If You Were to Die Tomorrow…

If you knew that you were going to die tomorrow, who would you be with today and what would you do?

It’s an important question to ask every now and then to keep things in perspective. While most of us can’t control when or how we die, a lot of us can exercise some control over how we live.

And if we want to live a truly meaningful life while we have the chance, we ought to be thinking of death more often than we do.

The Irony of Halloween

Halloween has become a day for the living to dress up, wear masks, and pretend to be dead. The irony is that people spend the rest of the year dressing up, wearing masks, and pretending to live.

Why We Must Be Saved

What’s flesh is flesh.

You can’t save your corrupted flesh through the efforts of your own corrupted flesh.

And sin kills.

That’s why we need Something bigger than ourselves to save us.

Wonder

When I think about the Universe, how scientists haven’t found the edge of it, how nobody knows exactly where we are on the map…

planets-earth-girl-bubbles

I think how there are really only two human responses to such beautiful mystery- terror and awe.

God tells us that fear is the appropriate response, that it is the beginning of all wisdom. Yet, I think too much of our time is spent trying to dissect God, to understand Him (so that we no longer have to fear) and too little is spent allowing our hearts to simply feel awe.

It’s ironic; we deprive our hearts of wonder and yet, we need wonder. We need wonder to explain what is going to happen to us. We all know that death is coming and we need something mysterious to happen after it. We need to know that God has things figured out, even if we don’t. We need there to be Someone bigger than us who has it all under control.

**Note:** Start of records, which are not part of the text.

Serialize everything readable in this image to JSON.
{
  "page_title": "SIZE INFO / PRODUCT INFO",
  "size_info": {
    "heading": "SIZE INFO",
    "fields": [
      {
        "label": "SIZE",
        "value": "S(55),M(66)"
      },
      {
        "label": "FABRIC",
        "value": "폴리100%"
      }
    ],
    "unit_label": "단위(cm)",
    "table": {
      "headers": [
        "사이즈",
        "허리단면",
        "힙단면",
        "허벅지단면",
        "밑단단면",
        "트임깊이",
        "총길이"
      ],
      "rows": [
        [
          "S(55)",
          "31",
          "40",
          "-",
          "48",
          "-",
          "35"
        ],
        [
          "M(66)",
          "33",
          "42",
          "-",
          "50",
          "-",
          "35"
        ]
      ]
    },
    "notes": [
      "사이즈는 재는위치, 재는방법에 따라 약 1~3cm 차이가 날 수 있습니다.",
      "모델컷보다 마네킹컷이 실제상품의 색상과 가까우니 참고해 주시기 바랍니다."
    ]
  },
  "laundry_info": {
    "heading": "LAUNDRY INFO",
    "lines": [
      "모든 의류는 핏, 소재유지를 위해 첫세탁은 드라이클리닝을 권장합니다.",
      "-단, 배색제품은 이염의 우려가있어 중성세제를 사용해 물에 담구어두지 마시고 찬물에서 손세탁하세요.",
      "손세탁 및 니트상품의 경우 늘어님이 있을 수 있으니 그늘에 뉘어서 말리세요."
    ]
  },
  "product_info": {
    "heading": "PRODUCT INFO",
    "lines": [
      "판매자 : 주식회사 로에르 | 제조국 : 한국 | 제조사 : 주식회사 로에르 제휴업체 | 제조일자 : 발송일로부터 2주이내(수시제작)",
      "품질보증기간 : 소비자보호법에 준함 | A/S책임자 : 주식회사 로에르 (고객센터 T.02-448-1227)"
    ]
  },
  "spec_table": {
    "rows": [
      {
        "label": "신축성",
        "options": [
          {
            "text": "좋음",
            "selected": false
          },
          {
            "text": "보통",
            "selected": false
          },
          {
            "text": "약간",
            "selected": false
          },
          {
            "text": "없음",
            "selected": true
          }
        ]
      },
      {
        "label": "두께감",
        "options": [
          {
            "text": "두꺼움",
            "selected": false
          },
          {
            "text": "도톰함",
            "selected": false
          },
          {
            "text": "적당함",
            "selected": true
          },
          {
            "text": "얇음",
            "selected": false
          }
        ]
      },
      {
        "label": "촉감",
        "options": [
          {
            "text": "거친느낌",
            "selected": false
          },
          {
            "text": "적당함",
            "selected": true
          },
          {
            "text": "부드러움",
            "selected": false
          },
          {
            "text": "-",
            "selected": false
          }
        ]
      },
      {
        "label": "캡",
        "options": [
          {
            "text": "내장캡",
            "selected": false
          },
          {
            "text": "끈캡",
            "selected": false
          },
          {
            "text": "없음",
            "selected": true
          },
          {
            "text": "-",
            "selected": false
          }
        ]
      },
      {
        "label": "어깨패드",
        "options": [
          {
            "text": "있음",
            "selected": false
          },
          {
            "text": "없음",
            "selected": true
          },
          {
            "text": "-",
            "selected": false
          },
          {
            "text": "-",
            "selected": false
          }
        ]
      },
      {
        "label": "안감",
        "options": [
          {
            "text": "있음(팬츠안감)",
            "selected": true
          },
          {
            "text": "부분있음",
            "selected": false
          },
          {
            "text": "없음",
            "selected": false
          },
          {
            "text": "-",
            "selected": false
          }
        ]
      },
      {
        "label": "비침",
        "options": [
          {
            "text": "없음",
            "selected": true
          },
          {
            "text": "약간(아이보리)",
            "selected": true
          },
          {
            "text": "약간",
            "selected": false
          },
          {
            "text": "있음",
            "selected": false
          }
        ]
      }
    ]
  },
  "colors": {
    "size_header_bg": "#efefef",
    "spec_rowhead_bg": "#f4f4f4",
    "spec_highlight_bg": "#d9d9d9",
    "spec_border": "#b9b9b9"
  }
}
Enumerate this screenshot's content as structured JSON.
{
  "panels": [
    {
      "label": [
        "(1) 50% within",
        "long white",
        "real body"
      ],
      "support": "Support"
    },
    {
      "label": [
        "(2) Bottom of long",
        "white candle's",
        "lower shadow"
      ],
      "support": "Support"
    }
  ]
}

Yes, I think this is our greatest worship- wonder.

A Letter to My Husband (I am not married, but I have observed many marriages)

Dear Husband,

Is this what God intended? He made me from your rib, and yet it is you who is making me… humbling me, destroying me… and by doing so, revealing Him.

My dear, though at times it is painful, I promise that I will love you as sure as He has loved me. I will no longer barter or bargain for your love. I will no longer expect, demand, or trade for your love. I will… simply… love… Offering myself to you, again and again at this altar called marriage. And I will do this to my death, though my death it may very well bring…

…God risked Himself on me and so I will risk myself on you.